4) Customization: Any product or service that will require high degrees of customization to work with your current systems (authentication, SIS, etc.) is almost always a bad bet -- no matter how much the company promises to ease your integration path. Today's customization is tomorrow's supportability headache. Far better to live with looser integration and less features than a customized solution.
5) Lock-In: What happens when your institution wants to move from one vendors platform to another? Will the data transfer? Are files produced by the system standard files that can be stored and transferred to other systems? Will the content that has been produced by students and faculty still be available if the company should go out of business or you should decide to change companies?
6) Transparency: How transparent is the company in regards to their product road map, operations, and organizational structure?
7) Ecosystem: Is there an ecosystem of other vendors developing for and around the company that you are evaluating?
8) Longevity: How comfortable are you that the company will be around for as long you plan to be around? A great free (advertising supported) Web 2.0 platform might seem wonderful today, but may cause big problems down the road if you adopt the platform/service and it disappears down the road.

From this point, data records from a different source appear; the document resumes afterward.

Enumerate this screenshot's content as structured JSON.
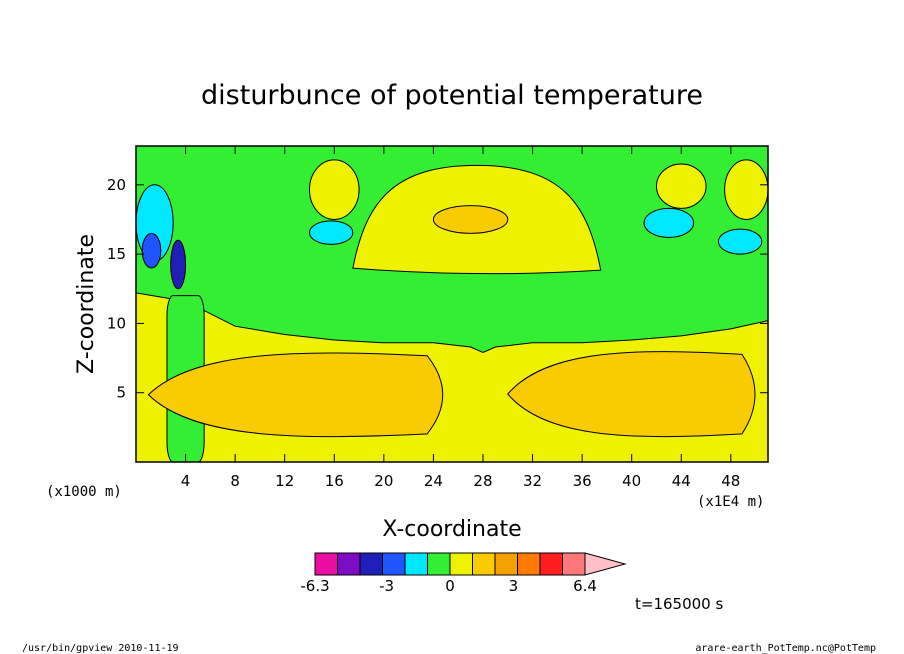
{
  "chart_data": {
    "type": "heatmap",
    "title": "disturbunce of potential temperature",
    "xlabel": "X-coordinate",
    "ylabel": "Z-coordinate",
    "x_unit": "(x1E4 m)",
    "y_unit": "(x1000 m)",
    "xlim": [
      0,
      51
    ],
    "ylim": [
      0,
      22.8
    ],
    "x_ticks": [
      4,
      8,
      12,
      16,
      20,
      24,
      28,
      32,
      36,
      40,
      44,
      48
    ],
    "y_ticks": [
      5,
      10,
      15,
      20
    ],
    "background_level": "0 to 1.1 (yellow)",
    "regions": [
      {
        "level": "-1.1 to 0 (green)",
        "color": "#33ee33",
        "shape": "band",
        "x": [
          0,
          51
        ],
        "z_bottom_edge_x": [
          0,
          4,
          8,
          12,
          16,
          20,
          24,
          27,
          28,
          29,
          32,
          36,
          40,
          44,
          48,
          51
        ],
        "z_bottom": [
          12.2,
          11.6,
          9.8,
          9.2,
          8.8,
          8.6,
          8.6,
          8.3,
          7.9,
          8.3,
          8.6,
          8.6,
          8.8,
          9.1,
          9.6,
          10.2
        ],
        "z_top": [
          22.8,
          22.8,
          22.8,
          22.8,
          22.8,
          22.8,
          22.8,
          22.8,
          22.8,
          22.8,
          22.8,
          22.8,
          22.8,
          22.8,
          22.8,
          22.8
        ]
      },
      {
        "level": "-1.1 to 0 (green)",
        "color": "#33ee33",
        "shape": "column",
        "x": [
          2.5,
          5.5
        ],
        "z": [
          0,
          12
        ]
      },
      {
        "level": "1.1 to 2.1 (light orange)",
        "color": "#f8cc00",
        "shape": "lobe",
        "x": [
          1,
          26
        ],
        "z": [
          1.6,
          8.1
        ]
      },
      {
        "level": "1.1 to 2.1 (light orange)",
        "color": "#f8cc00",
        "shape": "lobe",
        "x": [
          30,
          51
        ],
        "z": [
          1.6,
          8.2
        ]
      },
      {
        "level": "0 to 1.1 (yellow)",
        "color": "#eef200",
        "shape": "cap",
        "x": [
          17.5,
          37.5
        ],
        "z": [
          13.7,
          21.4
        ]
      },
      {
        "level": "0 to 1.1 (yellow)",
        "color": "#eef200",
        "shape": "blob",
        "x": [
          14,
          18
        ],
        "z": [
          17.5,
          21.8
        ]
      },
      {
        "level": "0 to 1.1 (yellow)",
        "color": "#eef200",
        "shape": "blob",
        "x": [
          42,
          46
        ],
        "z": [
          18.3,
          21.5
        ]
      },
      {
        "level": "0 to 1.1 (yellow)",
        "color": "#eef200",
        "shape": "blob",
        "x": [
          47.5,
          51
        ],
        "z": [
          17.5,
          21.8
        ]
      },
      {
        "level": "1.1 to 2.1 (light orange)",
        "color": "#f8cc00",
        "shape": "blob",
        "x": [
          24,
          30
        ],
        "z": [
          16.5,
          18.5
        ]
      },
      {
        "level": "-2.1 to -1.1 (cyan)",
        "color": "#00e8ff",
        "shape": "blob",
        "x": [
          14,
          17.5
        ],
        "z": [
          15.7,
          17.4
        ]
      },
      {
        "level": "-2.1 to -1.1 (cyan)",
        "color": "#00e8ff",
        "shape": "blob",
        "x": [
          41,
          45
        ],
        "z": [
          16.2,
          18.3
        ]
      },
      {
        "level": "-2.1 to -1.1 (cyan)",
        "color": "#00e8ff",
        "shape": "blob",
        "x": [
          47,
          50.5
        ],
        "z": [
          15,
          16.8
        ]
      },
      {
        "level": "-2.1 to -1.1 (cyan)",
        "color": "#00e8ff",
        "shape": "blob",
        "x": [
          0,
          3
        ],
        "z": [
          14.5,
          20
        ]
      },
      {
        "level": "-3.2 to -2.1 (blue)",
        "color": "#2054ff",
        "shape": "blob",
        "x": [
          0.5,
          2
        ],
        "z": [
          14,
          16.5
        ]
      },
      {
        "level": "-4.2 to -3.2 (navy)",
        "color": "#1f1fb8",
        "shape": "blob",
        "x": [
          2.8,
          4
        ],
        "z": [
          12.5,
          16
        ]
      }
    ],
    "colorbar": {
      "levels": [
        -6.3,
        -5.3,
        -4.2,
        -3.2,
        -2.1,
        -1.1,
        0,
        1.1,
        2.1,
        3.2,
        4.2,
        5.3,
        6.4
      ],
      "tick_labels": [
        "-6.3",
        "-3",
        "0",
        "3",
        "6.4"
      ],
      "colors": [
        "#ea0fa3",
        "#7b0ec2",
        "#1f1fb8",
        "#2054ff",
        "#00e8ff",
        "#33ee33",
        "#eef200",
        "#f8cc00",
        "#f5a100",
        "#ff7a00",
        "#ff1e1e",
        "#ff7878",
        "#ffc0c8"
      ]
    },
    "time_label": "t=165000 s",
    "footer_left": "/usr/bin/gpview  2010-11-19",
    "footer_right": "arare-earth_PotTemp.nc@PotTemp"
  }
}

9) Business Model: Ask about the business model of the company that you thinking about partnering with. Any company without a rational business model today will not be around to support their product/service tomorrow.
10): Core Business: Is serving the educational market the core business of your potential partner, or is education a sideline?
Your evaluation framework may differ -- I'd be interested to hear what you think is missing from the list. What is important, however, is that you and your team develop a methodology for evaluating companies and products that can be consistently applied (and learned from) across evaluation projects.